In the end, my end zone, where all six major parts of my life line up and work flawlessly, would require such a razor’s edge balancing act that just staying in the end zone would necessitate adding another piece to the pie. It would mean juggling one more ball, if you will, rather than being a point of enlightenment where I can just retire to some tropical island and enjoy riding my bike for the rest of my life, never having to maintain anything again. Now some will suggest that there are those who do make it to the end zone, so there must be one. Take Lance Armstrong, or any wealthy person for that matter. To that, I must admit that the notion seems possible, though I suggest that I must not judge my inside against another person’s outside. By that I mean that I can look at another person’s life from the outside – what they have, how they spend their time and so on, but I really have no clue as to what they are going through on the inside, or what they have to do to maintain what they have on the outside. In other words, ask Lance if he literally has no care in the world – I’d be willing to bet that he has plenty, they’re just different from mine. If she were still alive, I’d also suggest someone like Whitney Houston also.

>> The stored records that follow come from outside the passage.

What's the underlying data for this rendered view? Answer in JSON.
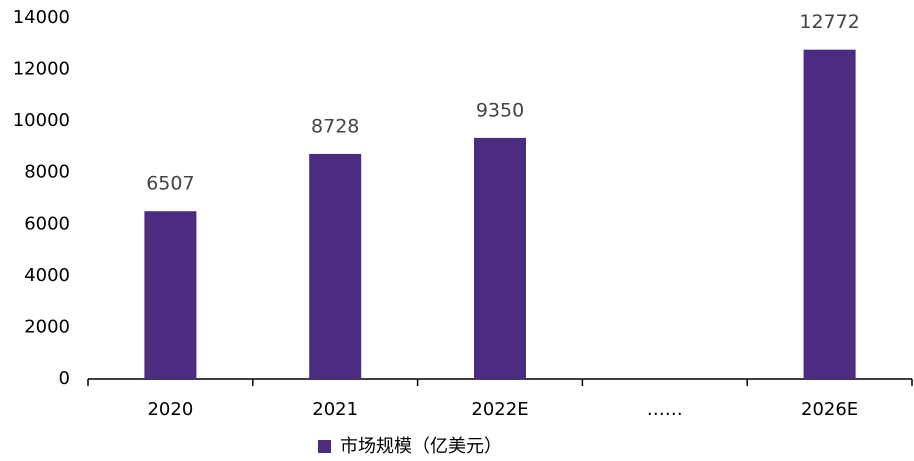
{
  "chart_data": {
    "type": "bar",
    "categories": [
      "2020",
      "2021",
      "2022E",
      "……",
      "2026E"
    ],
    "series": [
      {
        "name": "市场规模（亿美元）",
        "color": "#4b2c80",
        "values": [
          6507,
          8728,
          9350,
          null,
          12772
        ]
      }
    ],
    "ylim": [
      0,
      14000
    ],
    "yticks": [
      0,
      2000,
      4000,
      6000,
      8000,
      10000,
      12000,
      14000
    ],
    "grid": false,
    "legend": "bottom"
  }
}
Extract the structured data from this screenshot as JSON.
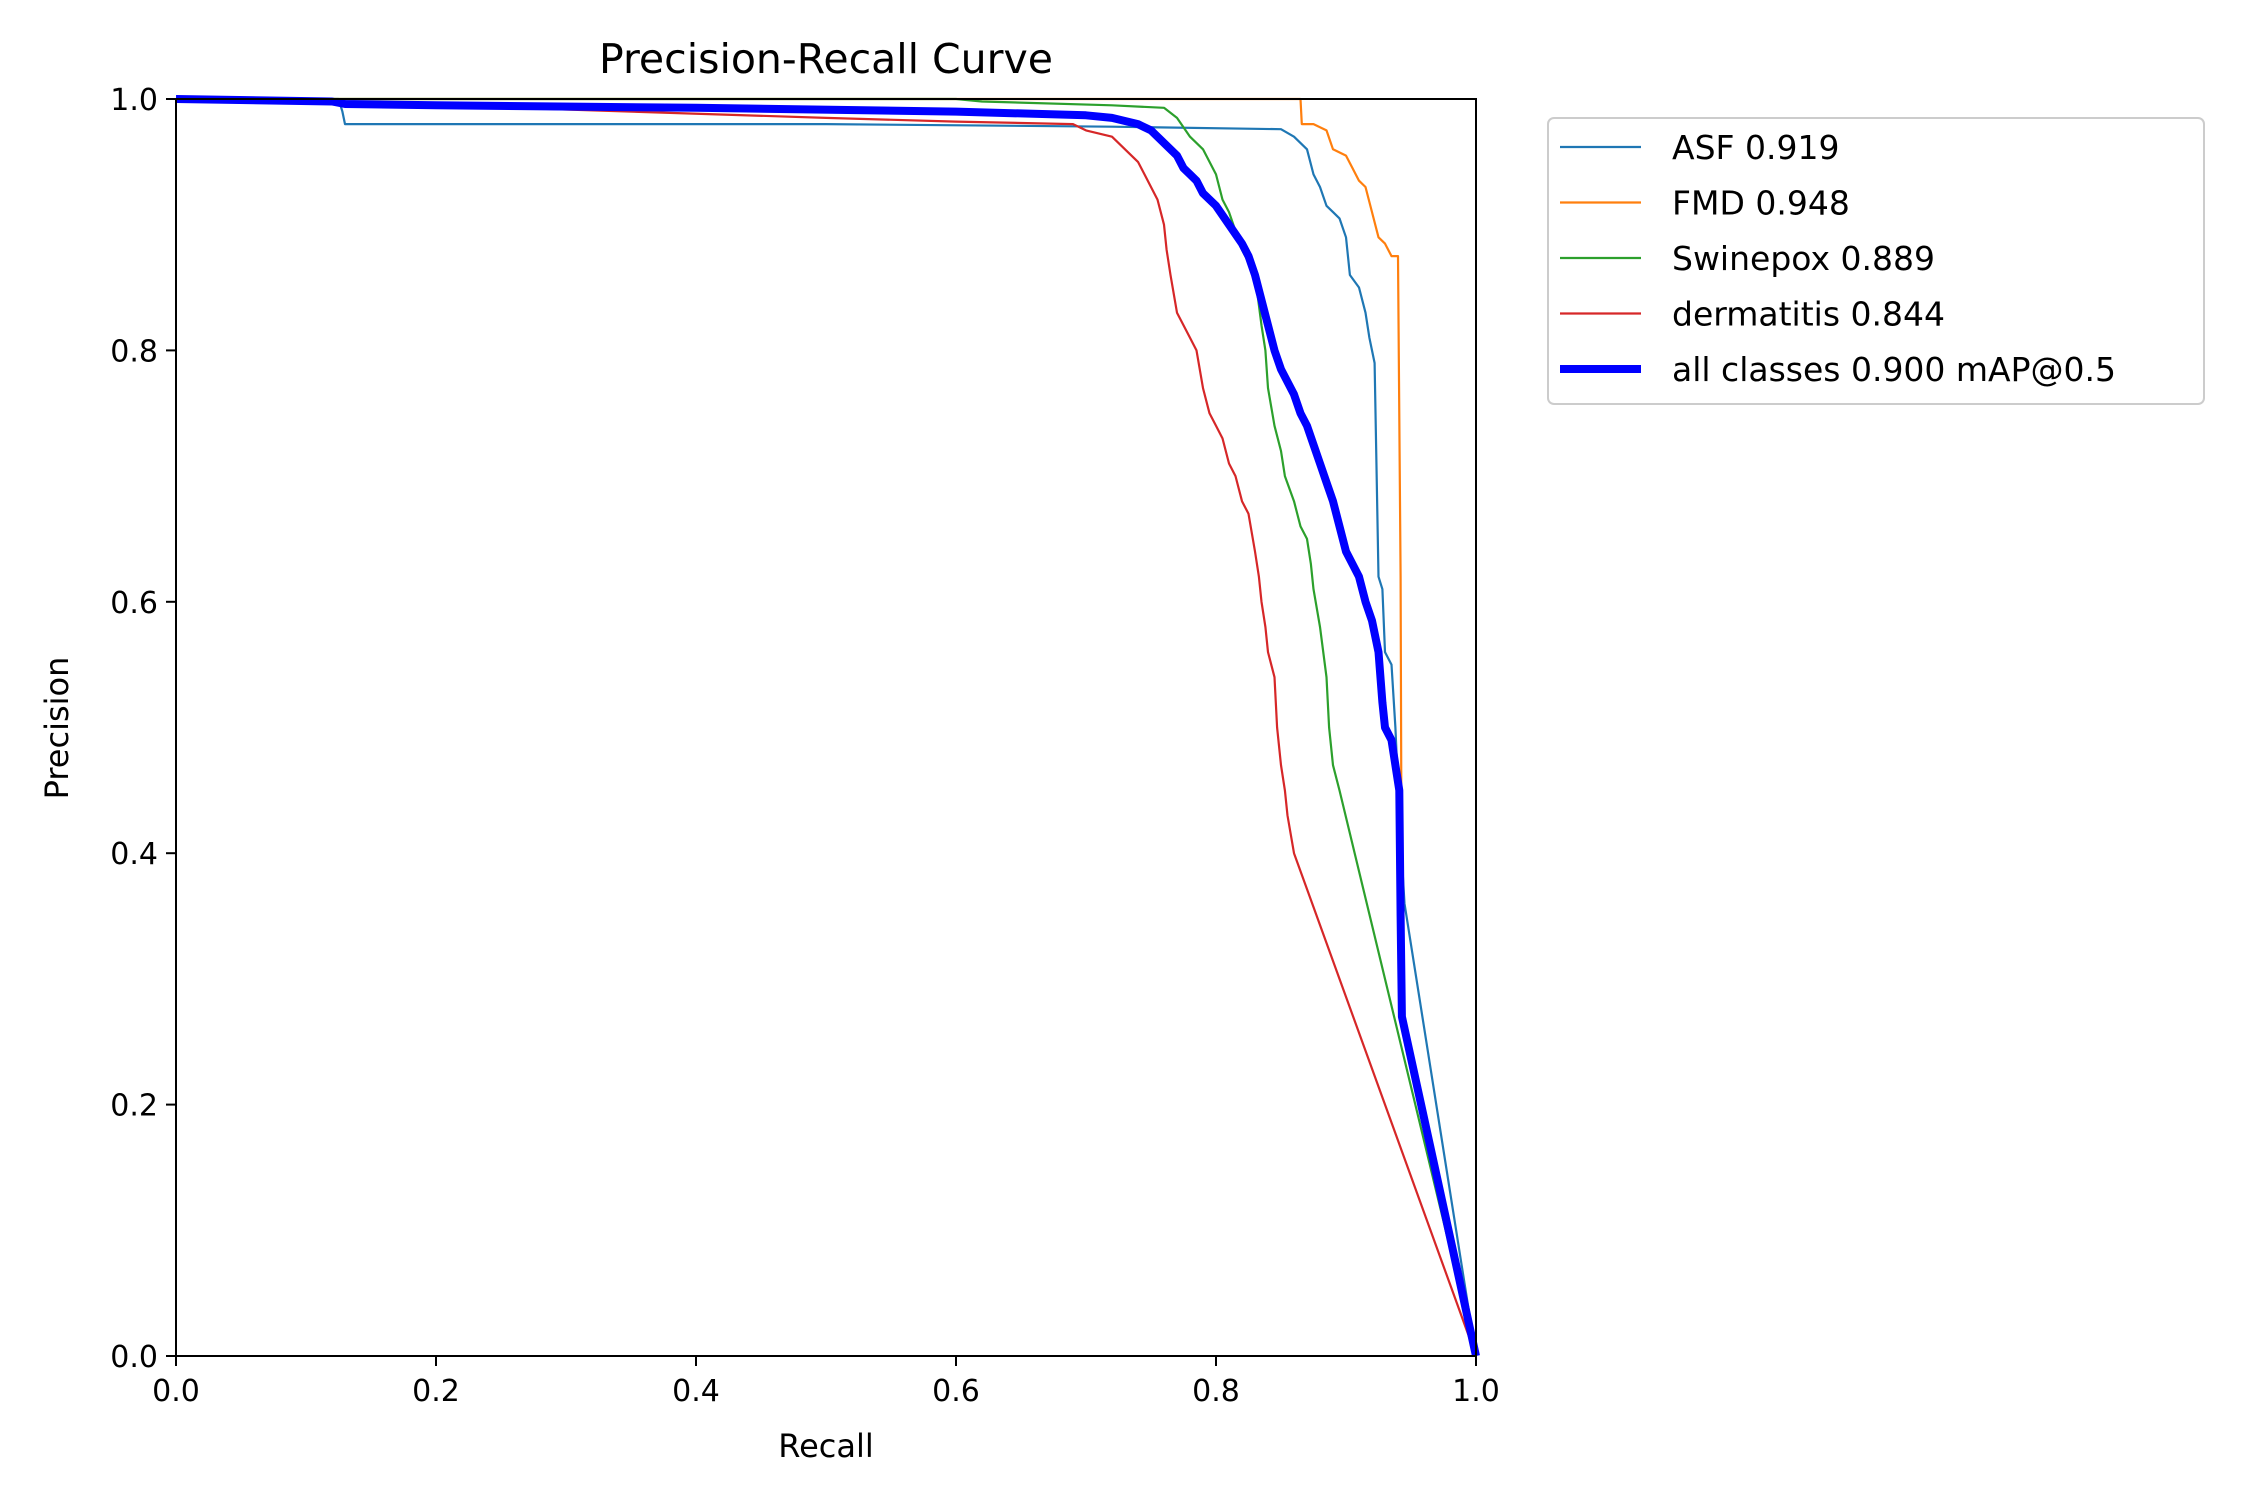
{
  "chart_data": {
    "type": "line",
    "title": "Precision-Recall Curve",
    "xlabel": "Recall",
    "ylabel": "Precision",
    "xlim": [
      0,
      1
    ],
    "ylim": [
      0,
      1
    ],
    "xticks": [
      "0.0",
      "0.2",
      "0.4",
      "0.6",
      "0.8",
      "1.0"
    ],
    "yticks": [
      "0.0",
      "0.2",
      "0.4",
      "0.6",
      "0.8",
      "1.0"
    ],
    "grid": false,
    "legend_position": "outside-top-right",
    "series": [
      {
        "name": "ASF 0.919",
        "color": "#1f77b4",
        "emphasis": false,
        "points": [
          [
            0,
            1.0
          ],
          [
            0.125,
            1.0
          ],
          [
            0.128,
            0.99
          ],
          [
            0.13,
            0.98
          ],
          [
            0.5,
            0.98
          ],
          [
            0.72,
            0.978
          ],
          [
            0.85,
            0.976
          ],
          [
            0.86,
            0.97
          ],
          [
            0.87,
            0.96
          ],
          [
            0.875,
            0.94
          ],
          [
            0.88,
            0.93
          ],
          [
            0.885,
            0.915
          ],
          [
            0.89,
            0.91
          ],
          [
            0.895,
            0.905
          ],
          [
            0.9,
            0.89
          ],
          [
            0.903,
            0.86
          ],
          [
            0.91,
            0.85
          ],
          [
            0.915,
            0.83
          ],
          [
            0.918,
            0.81
          ],
          [
            0.92,
            0.8
          ],
          [
            0.922,
            0.79
          ],
          [
            0.925,
            0.62
          ],
          [
            0.928,
            0.61
          ],
          [
            0.93,
            0.56
          ],
          [
            0.935,
            0.55
          ],
          [
            0.938,
            0.5
          ],
          [
            0.941,
            0.43
          ],
          [
            0.945,
            0.36
          ],
          [
            1.0,
            0.0
          ]
        ]
      },
      {
        "name": "FMD 0.948",
        "color": "#ff7f0e",
        "emphasis": false,
        "points": [
          [
            0,
            1.0
          ],
          [
            0.865,
            1.0
          ],
          [
            0.866,
            0.98
          ],
          [
            0.875,
            0.98
          ],
          [
            0.885,
            0.975
          ],
          [
            0.89,
            0.96
          ],
          [
            0.9,
            0.955
          ],
          [
            0.905,
            0.945
          ],
          [
            0.91,
            0.935
          ],
          [
            0.915,
            0.93
          ],
          [
            0.92,
            0.91
          ],
          [
            0.925,
            0.89
          ],
          [
            0.93,
            0.885
          ],
          [
            0.935,
            0.875
          ],
          [
            0.94,
            0.875
          ],
          [
            0.942,
            0.62
          ],
          [
            0.943,
            0.3
          ],
          [
            0.945,
            0.27
          ],
          [
            1.0,
            0.0
          ]
        ]
      },
      {
        "name": "Swinepox 0.889",
        "color": "#2ca02c",
        "emphasis": false,
        "points": [
          [
            0,
            1.0
          ],
          [
            0.6,
            1.0
          ],
          [
            0.62,
            0.998
          ],
          [
            0.72,
            0.995
          ],
          [
            0.76,
            0.993
          ],
          [
            0.77,
            0.985
          ],
          [
            0.78,
            0.97
          ],
          [
            0.79,
            0.96
          ],
          [
            0.8,
            0.94
          ],
          [
            0.805,
            0.92
          ],
          [
            0.81,
            0.91
          ],
          [
            0.82,
            0.88
          ],
          [
            0.83,
            0.86
          ],
          [
            0.835,
            0.82
          ],
          [
            0.838,
            0.8
          ],
          [
            0.84,
            0.77
          ],
          [
            0.845,
            0.74
          ],
          [
            0.85,
            0.72
          ],
          [
            0.853,
            0.7
          ],
          [
            0.86,
            0.68
          ],
          [
            0.865,
            0.66
          ],
          [
            0.87,
            0.65
          ],
          [
            0.873,
            0.63
          ],
          [
            0.875,
            0.61
          ],
          [
            0.88,
            0.58
          ],
          [
            0.885,
            0.54
          ],
          [
            0.887,
            0.5
          ],
          [
            0.89,
            0.47
          ],
          [
            0.895,
            0.45
          ],
          [
            1.0,
            0.0
          ]
        ]
      },
      {
        "name": "dermatitis 0.844",
        "color": "#d62728",
        "emphasis": false,
        "points": [
          [
            0,
            1.0
          ],
          [
            0.2,
            0.995
          ],
          [
            0.5,
            0.985
          ],
          [
            0.6,
            0.982
          ],
          [
            0.69,
            0.98
          ],
          [
            0.7,
            0.975
          ],
          [
            0.72,
            0.97
          ],
          [
            0.73,
            0.96
          ],
          [
            0.74,
            0.95
          ],
          [
            0.745,
            0.94
          ],
          [
            0.75,
            0.93
          ],
          [
            0.755,
            0.92
          ],
          [
            0.76,
            0.9
          ],
          [
            0.762,
            0.88
          ],
          [
            0.765,
            0.86
          ],
          [
            0.77,
            0.83
          ],
          [
            0.775,
            0.82
          ],
          [
            0.78,
            0.81
          ],
          [
            0.785,
            0.8
          ],
          [
            0.79,
            0.77
          ],
          [
            0.795,
            0.75
          ],
          [
            0.8,
            0.74
          ],
          [
            0.805,
            0.73
          ],
          [
            0.81,
            0.71
          ],
          [
            0.815,
            0.7
          ],
          [
            0.82,
            0.68
          ],
          [
            0.825,
            0.67
          ],
          [
            0.83,
            0.64
          ],
          [
            0.833,
            0.62
          ],
          [
            0.835,
            0.6
          ],
          [
            0.838,
            0.58
          ],
          [
            0.84,
            0.56
          ],
          [
            0.845,
            0.54
          ],
          [
            0.847,
            0.5
          ],
          [
            0.85,
            0.47
          ],
          [
            0.853,
            0.45
          ],
          [
            0.855,
            0.43
          ],
          [
            0.86,
            0.4
          ],
          [
            1.0,
            0.0
          ]
        ]
      },
      {
        "name": "all classes 0.900 mAP@0.5",
        "color": "#0000ff",
        "emphasis": true,
        "points": [
          [
            0,
            1.0
          ],
          [
            0.12,
            0.998
          ],
          [
            0.13,
            0.996
          ],
          [
            0.2,
            0.995
          ],
          [
            0.4,
            0.993
          ],
          [
            0.6,
            0.99
          ],
          [
            0.7,
            0.987
          ],
          [
            0.72,
            0.985
          ],
          [
            0.74,
            0.98
          ],
          [
            0.75,
            0.975
          ],
          [
            0.76,
            0.965
          ],
          [
            0.77,
            0.955
          ],
          [
            0.775,
            0.945
          ],
          [
            0.78,
            0.94
          ],
          [
            0.785,
            0.935
          ],
          [
            0.79,
            0.925
          ],
          [
            0.8,
            0.915
          ],
          [
            0.81,
            0.9
          ],
          [
            0.82,
            0.885
          ],
          [
            0.825,
            0.875
          ],
          [
            0.83,
            0.86
          ],
          [
            0.835,
            0.84
          ],
          [
            0.84,
            0.82
          ],
          [
            0.845,
            0.8
          ],
          [
            0.85,
            0.785
          ],
          [
            0.86,
            0.765
          ],
          [
            0.865,
            0.75
          ],
          [
            0.87,
            0.74
          ],
          [
            0.875,
            0.725
          ],
          [
            0.88,
            0.71
          ],
          [
            0.885,
            0.695
          ],
          [
            0.89,
            0.68
          ],
          [
            0.895,
            0.66
          ],
          [
            0.9,
            0.64
          ],
          [
            0.905,
            0.63
          ],
          [
            0.91,
            0.62
          ],
          [
            0.915,
            0.6
          ],
          [
            0.92,
            0.585
          ],
          [
            0.925,
            0.56
          ],
          [
            0.928,
            0.52
          ],
          [
            0.93,
            0.5
          ],
          [
            0.935,
            0.49
          ],
          [
            0.938,
            0.47
          ],
          [
            0.941,
            0.45
          ],
          [
            0.942,
            0.35
          ],
          [
            0.943,
            0.27
          ],
          [
            1.0,
            0.0
          ]
        ]
      }
    ]
  }
}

If I throw aside the consistent nagging need for everything to work in harmony, all at once, I realize that I’m already in the a space that allows me to enjoy my life – that just happens to be on the fifty yard line, or the middle of the field for the soccer fans. This simple rule encompasses all of life’s simple clichés. Loving life is all about attitude, not altitude – Happiness is an inside job, Life is a journey not a destination, etcetera, etcetera, so on, and so forth.
With that in mind, ever since I started exercising all those years ago, I’ve always wondered if I would get to a point where I could look in the mirror, butt naked and say, that’s it – you’re there. Finally. I imagine if I did the P90X workout for the full 90 days I’d be at a resounding yes – but for now when I looked in the mirror this morning it was “Damn, that’s good enough for government work” – and that’s a first. I’m actually really fired up – I look pretty awesome, if I do say so myself.
Now it’s time to figure out how I can add in a couple of bicycle commutes to the office this summer – I’m guessing that because I can’t ride down the expressway (which leads straight to my office “as the crow flies”) I’m looking at a 45-50 mile commute, one way. I stated the other day that this would be impossible to do both ways, every day because it would just take too much time – but I thought of a way around that this morning. If I put my bike in the back and drive down to the office, I can leave an hour early and still make it home by 5:30. In the summer time, with daybreak at 6:00, I’ll be able to make it to the office by 8:30 the next day and I could leave my truck in the warehouse overnight – I’d have to put in a few early morning hours to compensate, but I think I might be able to make it work. Now that would be huge for my 70.3 preparation.
UPDATE: Google Maps is sweet… I’ve got the perfect back road ride – and it’s only 40 miles… I can do that in maybe 2 hours and 15 minutes giving 15 minutes for stop lights and stop signs. Now all I have to do is drive it to make sure it’s safe.